Toby is in many ways the ostensible “star” of this film because she is a dynamic personality, another of those people whose natural forthrightness comes over so well on film that one wonders what career she might have had if she had chosen the violin as vocation instead. Perhaps Perlman would not be quite the success he is without her unwavering support. Family means so much to him that he limits his tours. For many performers, a single minded pursuit of art for art’s sake is a necessary part of life, but Perlman has other values, too, which transfer in their own way into his playing and teaching. There’s plenty of pure music in this DVD, including complete recordings of the Bach Partitas BWV 1006 and BWV 1004, shot in the 1970s at a BBC recital in what is now LSO St. Luke’s. in London. There are many other vignettes, including a performance in Berlin of a Scott Joplin rag, no less. But this is much more than just filmed music, it’s about why and how Perlman has become the musician and personality that he is.

Perlman was born in Tel Aviv in 1945. The war had just ended. At three he heard the violin being played on the radio. He told his parents that he wanted to play the violin. All children say such things, but with him it was deeply instinctive. He very nearly didn’t achieve his dreams, for at the age of four he was struck down by polio. In 1949, polio killed. Disability wasn’t appreciated in the way it is today. Perlman says it was just as well he wasn’t too obvious a child prodigy as being a prodigy wasn’t “normal” and he was already abnormal because he couldn’t walk without crutches. Nonetheless, he was spotted by television and went on the Ed Sullivan show at the age of nine. That was luck indeed. The Ed Sullivan Show was watched devotedly all across America. Before the Beatles appeared on it, they were unknown outside the UK. Overnight, they became a worldwide phenomenon. Nonetheless, he had to work hard to consolidate his success. He and his mother moved to New York, where he enrolled in the Juilliard School of Music, then uptown on 102nd Street. He lived with his mother in cramped lodgings. Perhaps that’s where he learned the value of family and nurturing. It certainly shows in the way he went on to become a good teacher himself. The film shows him putting students at ease so they can concentrate on their playing, rather than being distracted by anxiety and other pressures. He tells one student about a violinist who had trouble with his staccato. “I’ll show you” said the Grand Master Eugene Ysaÿe, a gigantic man with a booming voice. “Put the violin under your chin, now GO!” And, as Perlman says, the terrified player never forgot.

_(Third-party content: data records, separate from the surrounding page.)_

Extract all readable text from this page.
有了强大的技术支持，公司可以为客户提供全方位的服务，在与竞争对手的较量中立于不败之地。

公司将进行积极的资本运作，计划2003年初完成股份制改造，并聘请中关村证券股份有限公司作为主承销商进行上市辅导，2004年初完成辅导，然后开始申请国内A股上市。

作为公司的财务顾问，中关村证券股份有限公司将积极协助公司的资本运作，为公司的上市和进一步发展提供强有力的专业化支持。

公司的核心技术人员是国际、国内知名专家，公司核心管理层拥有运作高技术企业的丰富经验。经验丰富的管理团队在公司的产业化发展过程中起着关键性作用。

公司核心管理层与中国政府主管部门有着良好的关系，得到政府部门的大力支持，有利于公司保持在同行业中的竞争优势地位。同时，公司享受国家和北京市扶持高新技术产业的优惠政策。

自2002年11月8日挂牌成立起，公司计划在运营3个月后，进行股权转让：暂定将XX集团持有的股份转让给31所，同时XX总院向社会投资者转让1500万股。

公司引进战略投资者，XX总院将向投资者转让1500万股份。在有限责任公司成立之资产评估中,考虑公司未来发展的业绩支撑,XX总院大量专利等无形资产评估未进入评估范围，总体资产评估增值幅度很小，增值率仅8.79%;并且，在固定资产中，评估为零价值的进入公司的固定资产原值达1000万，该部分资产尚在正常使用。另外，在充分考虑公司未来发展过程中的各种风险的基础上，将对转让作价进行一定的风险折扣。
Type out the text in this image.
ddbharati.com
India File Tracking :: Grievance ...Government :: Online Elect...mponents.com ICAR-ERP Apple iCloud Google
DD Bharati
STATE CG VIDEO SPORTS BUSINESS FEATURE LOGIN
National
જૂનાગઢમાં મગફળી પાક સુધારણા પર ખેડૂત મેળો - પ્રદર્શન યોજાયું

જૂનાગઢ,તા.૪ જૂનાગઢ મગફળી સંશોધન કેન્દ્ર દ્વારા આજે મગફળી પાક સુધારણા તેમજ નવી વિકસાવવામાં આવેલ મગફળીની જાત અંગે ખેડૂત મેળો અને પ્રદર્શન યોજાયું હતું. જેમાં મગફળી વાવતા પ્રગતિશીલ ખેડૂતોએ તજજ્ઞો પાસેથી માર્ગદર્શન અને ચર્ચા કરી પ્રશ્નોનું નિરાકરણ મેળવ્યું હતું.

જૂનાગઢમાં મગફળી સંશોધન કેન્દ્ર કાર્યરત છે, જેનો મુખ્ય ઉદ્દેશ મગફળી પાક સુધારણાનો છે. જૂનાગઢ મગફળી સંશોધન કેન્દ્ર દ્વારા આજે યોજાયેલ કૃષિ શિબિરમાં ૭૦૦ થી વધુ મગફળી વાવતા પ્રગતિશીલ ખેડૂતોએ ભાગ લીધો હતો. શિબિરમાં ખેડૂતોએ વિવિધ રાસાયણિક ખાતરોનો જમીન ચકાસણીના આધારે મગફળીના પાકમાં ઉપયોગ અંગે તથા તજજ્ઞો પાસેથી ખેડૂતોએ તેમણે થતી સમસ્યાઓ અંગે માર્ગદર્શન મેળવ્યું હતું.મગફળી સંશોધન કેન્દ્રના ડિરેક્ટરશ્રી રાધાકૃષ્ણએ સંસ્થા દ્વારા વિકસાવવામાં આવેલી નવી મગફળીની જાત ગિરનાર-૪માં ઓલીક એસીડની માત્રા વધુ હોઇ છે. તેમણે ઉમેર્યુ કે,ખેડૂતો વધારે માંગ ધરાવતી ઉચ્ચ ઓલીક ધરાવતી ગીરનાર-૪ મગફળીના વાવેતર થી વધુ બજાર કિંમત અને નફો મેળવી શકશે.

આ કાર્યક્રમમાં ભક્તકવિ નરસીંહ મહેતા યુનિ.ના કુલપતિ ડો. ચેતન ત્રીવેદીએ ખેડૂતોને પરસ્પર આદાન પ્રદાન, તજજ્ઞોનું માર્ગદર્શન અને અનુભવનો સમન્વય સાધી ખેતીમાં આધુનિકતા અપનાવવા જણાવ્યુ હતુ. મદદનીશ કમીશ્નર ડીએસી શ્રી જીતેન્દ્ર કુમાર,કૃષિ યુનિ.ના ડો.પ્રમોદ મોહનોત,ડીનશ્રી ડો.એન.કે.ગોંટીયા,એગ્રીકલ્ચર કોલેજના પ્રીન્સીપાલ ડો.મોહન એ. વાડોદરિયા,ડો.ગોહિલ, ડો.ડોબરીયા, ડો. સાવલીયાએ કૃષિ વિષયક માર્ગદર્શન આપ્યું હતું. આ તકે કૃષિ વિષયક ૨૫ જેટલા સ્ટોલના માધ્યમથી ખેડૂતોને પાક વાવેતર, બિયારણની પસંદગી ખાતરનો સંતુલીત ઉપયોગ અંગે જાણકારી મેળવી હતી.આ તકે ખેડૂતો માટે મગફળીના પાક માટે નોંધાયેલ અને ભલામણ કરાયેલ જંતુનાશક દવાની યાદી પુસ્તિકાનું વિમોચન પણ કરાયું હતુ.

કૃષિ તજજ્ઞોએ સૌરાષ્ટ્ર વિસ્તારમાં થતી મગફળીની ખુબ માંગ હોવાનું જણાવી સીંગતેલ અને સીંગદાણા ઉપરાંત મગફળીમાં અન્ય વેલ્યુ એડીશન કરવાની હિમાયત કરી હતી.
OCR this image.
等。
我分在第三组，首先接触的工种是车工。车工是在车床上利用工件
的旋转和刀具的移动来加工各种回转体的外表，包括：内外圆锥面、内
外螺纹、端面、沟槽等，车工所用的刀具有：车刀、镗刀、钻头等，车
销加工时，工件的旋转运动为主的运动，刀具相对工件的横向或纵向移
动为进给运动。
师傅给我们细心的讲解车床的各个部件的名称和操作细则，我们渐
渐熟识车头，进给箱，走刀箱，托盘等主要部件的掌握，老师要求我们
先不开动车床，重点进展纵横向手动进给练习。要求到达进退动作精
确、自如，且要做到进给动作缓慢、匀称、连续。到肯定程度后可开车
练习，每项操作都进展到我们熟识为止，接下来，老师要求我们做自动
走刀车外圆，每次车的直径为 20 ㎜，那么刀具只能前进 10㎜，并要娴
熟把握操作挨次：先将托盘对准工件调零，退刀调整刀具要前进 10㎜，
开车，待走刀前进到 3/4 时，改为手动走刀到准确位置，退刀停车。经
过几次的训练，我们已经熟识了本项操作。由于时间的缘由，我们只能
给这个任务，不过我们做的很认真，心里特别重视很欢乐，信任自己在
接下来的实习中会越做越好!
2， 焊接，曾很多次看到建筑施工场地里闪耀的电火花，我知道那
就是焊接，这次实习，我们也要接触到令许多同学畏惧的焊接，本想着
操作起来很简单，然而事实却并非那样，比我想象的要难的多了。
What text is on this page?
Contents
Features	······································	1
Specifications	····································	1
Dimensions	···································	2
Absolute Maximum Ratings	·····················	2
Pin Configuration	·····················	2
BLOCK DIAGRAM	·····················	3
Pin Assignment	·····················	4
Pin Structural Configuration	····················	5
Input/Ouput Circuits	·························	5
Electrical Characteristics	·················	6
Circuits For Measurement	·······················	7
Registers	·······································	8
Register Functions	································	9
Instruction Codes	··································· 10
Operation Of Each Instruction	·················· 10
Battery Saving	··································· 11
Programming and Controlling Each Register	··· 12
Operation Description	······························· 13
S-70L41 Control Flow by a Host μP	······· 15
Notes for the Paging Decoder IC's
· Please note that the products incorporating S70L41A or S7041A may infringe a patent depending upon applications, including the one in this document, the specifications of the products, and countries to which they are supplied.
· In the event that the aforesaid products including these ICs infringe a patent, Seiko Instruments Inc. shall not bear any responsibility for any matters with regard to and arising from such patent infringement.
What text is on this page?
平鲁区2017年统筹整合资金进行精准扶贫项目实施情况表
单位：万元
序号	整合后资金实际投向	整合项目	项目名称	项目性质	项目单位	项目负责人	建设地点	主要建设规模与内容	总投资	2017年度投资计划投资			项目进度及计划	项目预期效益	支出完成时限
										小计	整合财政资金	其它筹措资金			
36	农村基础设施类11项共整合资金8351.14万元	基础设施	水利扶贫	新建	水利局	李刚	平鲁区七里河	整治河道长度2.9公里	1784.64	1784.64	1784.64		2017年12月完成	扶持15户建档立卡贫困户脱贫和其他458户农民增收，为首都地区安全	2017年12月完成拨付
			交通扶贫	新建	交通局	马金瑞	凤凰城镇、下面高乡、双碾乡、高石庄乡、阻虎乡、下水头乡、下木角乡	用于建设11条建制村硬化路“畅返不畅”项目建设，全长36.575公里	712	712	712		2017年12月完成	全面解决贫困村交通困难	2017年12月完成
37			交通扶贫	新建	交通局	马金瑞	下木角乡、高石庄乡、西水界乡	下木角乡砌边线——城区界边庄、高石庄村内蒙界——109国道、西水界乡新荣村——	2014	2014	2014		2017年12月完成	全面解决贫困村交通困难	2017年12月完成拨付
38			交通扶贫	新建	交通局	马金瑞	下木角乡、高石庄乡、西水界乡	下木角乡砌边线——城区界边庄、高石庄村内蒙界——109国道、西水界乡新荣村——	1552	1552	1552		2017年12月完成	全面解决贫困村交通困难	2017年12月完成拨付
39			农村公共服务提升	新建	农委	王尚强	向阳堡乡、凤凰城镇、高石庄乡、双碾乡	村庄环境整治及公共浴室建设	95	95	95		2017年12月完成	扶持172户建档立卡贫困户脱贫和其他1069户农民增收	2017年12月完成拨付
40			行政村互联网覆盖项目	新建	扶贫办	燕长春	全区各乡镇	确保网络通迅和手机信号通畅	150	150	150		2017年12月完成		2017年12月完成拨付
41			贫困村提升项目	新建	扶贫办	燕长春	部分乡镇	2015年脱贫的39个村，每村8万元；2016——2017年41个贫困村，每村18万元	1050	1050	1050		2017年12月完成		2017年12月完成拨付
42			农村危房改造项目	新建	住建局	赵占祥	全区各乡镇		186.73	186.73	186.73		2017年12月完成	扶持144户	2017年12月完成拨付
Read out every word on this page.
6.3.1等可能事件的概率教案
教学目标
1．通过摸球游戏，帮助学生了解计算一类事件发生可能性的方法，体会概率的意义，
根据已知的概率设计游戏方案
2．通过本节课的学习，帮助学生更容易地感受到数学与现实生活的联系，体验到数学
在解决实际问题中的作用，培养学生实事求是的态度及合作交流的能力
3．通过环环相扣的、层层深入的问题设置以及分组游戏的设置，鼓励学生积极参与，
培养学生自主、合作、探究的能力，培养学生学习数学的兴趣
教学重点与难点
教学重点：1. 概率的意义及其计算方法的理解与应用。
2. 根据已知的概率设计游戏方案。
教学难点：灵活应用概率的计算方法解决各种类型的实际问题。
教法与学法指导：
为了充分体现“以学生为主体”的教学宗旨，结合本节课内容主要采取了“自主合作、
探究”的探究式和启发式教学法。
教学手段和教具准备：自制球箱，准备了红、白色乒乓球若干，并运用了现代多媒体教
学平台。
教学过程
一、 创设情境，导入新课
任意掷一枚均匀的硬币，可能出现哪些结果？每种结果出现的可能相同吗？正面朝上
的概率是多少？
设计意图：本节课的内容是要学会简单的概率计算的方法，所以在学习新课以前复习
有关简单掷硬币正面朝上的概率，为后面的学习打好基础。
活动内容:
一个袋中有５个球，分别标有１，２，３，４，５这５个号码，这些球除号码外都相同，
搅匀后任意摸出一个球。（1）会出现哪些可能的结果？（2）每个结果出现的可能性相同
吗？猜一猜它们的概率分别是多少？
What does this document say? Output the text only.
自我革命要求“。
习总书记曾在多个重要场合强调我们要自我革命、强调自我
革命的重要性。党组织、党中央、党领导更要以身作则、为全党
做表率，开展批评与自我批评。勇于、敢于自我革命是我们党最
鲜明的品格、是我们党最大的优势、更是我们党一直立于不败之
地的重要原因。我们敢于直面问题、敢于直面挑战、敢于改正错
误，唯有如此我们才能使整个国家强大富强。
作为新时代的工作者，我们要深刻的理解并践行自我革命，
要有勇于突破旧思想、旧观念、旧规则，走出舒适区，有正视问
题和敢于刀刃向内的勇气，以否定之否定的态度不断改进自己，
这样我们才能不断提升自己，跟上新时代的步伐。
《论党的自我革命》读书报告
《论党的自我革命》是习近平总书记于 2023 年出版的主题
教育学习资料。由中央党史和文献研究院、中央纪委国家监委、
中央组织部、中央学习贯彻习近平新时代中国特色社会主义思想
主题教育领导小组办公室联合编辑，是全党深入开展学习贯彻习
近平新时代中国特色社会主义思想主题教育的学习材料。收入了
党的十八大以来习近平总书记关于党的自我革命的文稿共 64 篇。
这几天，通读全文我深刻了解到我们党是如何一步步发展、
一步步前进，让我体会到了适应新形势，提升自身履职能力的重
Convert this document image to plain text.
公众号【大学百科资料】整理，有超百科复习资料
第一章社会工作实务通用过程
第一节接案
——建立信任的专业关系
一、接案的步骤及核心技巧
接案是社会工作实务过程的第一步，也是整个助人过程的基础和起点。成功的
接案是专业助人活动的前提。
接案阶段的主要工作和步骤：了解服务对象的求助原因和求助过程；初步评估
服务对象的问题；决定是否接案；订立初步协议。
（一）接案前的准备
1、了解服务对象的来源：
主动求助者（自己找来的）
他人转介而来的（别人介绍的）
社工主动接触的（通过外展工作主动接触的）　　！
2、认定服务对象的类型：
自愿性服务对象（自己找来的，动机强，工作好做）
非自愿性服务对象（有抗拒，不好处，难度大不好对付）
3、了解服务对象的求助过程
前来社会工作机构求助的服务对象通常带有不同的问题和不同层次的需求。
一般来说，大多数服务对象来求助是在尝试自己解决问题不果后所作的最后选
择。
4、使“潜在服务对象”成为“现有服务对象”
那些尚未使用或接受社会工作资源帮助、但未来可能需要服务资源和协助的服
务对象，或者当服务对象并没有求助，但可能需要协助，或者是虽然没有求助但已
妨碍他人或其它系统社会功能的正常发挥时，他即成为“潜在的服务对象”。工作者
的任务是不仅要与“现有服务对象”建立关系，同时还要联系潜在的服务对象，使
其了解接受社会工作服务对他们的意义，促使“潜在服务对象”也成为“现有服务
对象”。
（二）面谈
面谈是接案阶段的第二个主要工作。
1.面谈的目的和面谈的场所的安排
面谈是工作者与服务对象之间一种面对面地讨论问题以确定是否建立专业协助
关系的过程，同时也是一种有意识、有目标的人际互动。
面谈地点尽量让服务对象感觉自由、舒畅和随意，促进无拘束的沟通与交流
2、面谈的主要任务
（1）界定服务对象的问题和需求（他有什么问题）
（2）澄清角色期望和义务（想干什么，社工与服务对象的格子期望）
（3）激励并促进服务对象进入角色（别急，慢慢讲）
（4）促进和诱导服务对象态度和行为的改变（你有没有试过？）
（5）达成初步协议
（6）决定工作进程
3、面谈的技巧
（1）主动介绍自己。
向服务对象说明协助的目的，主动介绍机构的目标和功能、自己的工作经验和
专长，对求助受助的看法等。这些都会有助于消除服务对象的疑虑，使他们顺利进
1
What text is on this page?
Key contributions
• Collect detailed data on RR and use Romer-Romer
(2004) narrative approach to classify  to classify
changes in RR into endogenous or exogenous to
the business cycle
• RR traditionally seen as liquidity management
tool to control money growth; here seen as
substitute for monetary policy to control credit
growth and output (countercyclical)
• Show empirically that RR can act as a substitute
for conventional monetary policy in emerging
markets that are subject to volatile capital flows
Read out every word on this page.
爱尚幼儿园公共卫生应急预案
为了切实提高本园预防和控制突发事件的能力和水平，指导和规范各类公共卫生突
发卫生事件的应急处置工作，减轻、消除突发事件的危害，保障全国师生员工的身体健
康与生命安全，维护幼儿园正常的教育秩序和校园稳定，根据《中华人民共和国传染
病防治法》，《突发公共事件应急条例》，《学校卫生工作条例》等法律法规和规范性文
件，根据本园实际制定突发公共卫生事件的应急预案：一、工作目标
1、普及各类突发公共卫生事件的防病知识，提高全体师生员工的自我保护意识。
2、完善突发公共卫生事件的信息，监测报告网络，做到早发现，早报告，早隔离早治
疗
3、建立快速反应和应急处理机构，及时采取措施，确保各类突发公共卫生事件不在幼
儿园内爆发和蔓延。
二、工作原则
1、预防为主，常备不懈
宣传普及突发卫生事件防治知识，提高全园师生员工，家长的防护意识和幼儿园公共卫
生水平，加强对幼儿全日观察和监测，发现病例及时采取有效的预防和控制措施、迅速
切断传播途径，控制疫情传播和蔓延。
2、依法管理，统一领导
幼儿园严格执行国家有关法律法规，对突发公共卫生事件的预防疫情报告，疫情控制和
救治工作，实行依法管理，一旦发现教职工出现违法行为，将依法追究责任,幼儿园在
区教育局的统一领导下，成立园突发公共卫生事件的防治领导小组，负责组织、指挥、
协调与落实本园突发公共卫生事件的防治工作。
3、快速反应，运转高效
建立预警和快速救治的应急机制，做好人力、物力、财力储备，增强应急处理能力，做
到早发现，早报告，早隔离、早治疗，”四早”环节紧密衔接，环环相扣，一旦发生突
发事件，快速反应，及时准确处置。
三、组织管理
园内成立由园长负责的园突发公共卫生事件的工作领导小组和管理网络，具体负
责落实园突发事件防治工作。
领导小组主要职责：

Perlman is self-effacing, but his warmth and innate decency mark him out. If anything, his modesty restrains the film, for much could be made of his stellar career, his campaigns for the disabled, his numerous awards, his connections with royalty and the White House and so on. But you won’t find them in this film. Instead, we see him as a person first, then as a consummate artist. He has remained true to himself as to his music. That is the achievement of this lovely, intimate film, because it reveals how an ordinary human being can achieve great things through integrity and faith … and talent and hard work. As Perlman says, as a child he often had to play late in the evening, after dinner parties when people weren’t actually listening. It taught him to find ways of getting attention, but to his credit, he learned to do so on his own terms.